SUMMARY

Cell adhesion to extracellular matrices (ECM) is essential to numerous physiological processes including cell migration, embryonic development, and proper inflammatory responses. Abnormalities in adhesion can lead to pathological conditions such as cancer metastasis and impaired wound-healing. Focal adhesions (FAs) serve as structural links and signal transduction elements between the cell and its extracellular environment. A FA adhesion protein of particular importance is vinculin, a ubiquitously expressed actin-binding protein that is found both at sites of cell-cell and cell-matrix junctions. Vinculin binds to talin and together forms a ternary complex with β1-integrin. This β1-integrin-talin-vinculin complex plays a central role in the regulation of FA assembly and cell spreading and migration. Nevertheless, the specific contribution to adhesive force generation of the β1-integrin-talin-vinculin complex remains poorly understood. The objective of this project was to analyze the role of vinculin in the cell adhesion strengthening process.

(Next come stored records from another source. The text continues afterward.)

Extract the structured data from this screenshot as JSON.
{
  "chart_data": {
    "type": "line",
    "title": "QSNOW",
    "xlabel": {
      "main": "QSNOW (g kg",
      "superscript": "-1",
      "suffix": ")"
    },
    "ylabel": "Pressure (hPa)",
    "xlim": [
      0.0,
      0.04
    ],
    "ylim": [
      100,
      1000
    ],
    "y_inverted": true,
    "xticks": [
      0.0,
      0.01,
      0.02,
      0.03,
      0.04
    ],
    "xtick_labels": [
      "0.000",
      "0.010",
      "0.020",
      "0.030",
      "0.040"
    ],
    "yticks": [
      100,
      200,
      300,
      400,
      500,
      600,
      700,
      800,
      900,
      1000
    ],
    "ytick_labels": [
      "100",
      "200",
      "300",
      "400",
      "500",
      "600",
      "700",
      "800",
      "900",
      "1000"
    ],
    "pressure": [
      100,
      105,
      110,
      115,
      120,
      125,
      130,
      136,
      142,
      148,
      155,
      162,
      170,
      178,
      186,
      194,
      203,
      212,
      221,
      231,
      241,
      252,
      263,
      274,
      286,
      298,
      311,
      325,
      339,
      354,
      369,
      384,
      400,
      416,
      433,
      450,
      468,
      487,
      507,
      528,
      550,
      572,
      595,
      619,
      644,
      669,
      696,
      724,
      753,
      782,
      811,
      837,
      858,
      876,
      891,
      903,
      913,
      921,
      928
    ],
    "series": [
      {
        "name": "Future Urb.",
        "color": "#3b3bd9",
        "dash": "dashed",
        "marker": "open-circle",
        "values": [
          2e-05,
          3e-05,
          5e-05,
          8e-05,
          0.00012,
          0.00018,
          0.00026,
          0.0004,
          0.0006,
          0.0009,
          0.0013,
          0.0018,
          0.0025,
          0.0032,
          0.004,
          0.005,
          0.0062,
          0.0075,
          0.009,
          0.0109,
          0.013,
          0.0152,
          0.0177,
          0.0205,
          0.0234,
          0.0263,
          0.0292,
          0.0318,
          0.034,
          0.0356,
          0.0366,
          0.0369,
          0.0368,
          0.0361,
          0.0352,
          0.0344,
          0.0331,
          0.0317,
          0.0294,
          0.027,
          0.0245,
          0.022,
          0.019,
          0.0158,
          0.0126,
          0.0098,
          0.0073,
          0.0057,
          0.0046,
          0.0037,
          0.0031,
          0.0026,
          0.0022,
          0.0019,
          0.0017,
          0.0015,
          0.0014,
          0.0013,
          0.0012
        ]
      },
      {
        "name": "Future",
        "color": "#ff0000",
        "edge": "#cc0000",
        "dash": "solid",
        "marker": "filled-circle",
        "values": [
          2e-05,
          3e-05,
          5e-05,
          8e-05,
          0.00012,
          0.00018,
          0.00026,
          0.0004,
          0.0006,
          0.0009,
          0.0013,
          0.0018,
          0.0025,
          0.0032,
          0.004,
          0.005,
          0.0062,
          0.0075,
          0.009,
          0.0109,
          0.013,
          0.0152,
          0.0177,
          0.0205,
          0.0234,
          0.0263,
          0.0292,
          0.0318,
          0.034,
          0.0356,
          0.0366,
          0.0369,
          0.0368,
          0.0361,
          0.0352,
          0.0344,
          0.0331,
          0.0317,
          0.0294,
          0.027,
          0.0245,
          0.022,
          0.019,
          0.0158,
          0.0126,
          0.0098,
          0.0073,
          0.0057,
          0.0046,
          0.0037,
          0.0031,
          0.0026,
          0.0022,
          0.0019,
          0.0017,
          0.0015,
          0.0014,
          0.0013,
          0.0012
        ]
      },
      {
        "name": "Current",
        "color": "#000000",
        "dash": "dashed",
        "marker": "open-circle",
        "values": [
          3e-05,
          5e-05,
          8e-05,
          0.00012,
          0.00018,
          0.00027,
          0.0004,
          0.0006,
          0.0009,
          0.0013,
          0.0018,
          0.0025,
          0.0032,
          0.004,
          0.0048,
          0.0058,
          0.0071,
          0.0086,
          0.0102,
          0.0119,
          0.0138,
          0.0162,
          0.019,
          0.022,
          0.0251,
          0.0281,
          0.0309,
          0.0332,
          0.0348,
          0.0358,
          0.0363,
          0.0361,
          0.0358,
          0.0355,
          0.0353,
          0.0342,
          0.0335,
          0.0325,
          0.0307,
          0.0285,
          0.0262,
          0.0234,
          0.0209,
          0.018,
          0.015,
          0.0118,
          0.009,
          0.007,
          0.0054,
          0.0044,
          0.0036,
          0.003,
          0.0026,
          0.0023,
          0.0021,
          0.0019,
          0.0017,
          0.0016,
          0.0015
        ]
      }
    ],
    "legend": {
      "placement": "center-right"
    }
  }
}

Our central hypothesis was that vinculin modulates adhesion strength via regulating the size and/or composition of the integrin-talin-F-actin complex. Using a unique combination of biochemical reagents and engineering techniques along with quantitative and sensitive adhesion strength measurements, we demonstrate that vinculin modulates adhesion strength in two distinct ways: integrin binding and focal adhesion assembly. Importantly, we show that both the head and tail domain of the protein modulate adhesion strength, and that their physical linkage is required for maximum adhesion strength.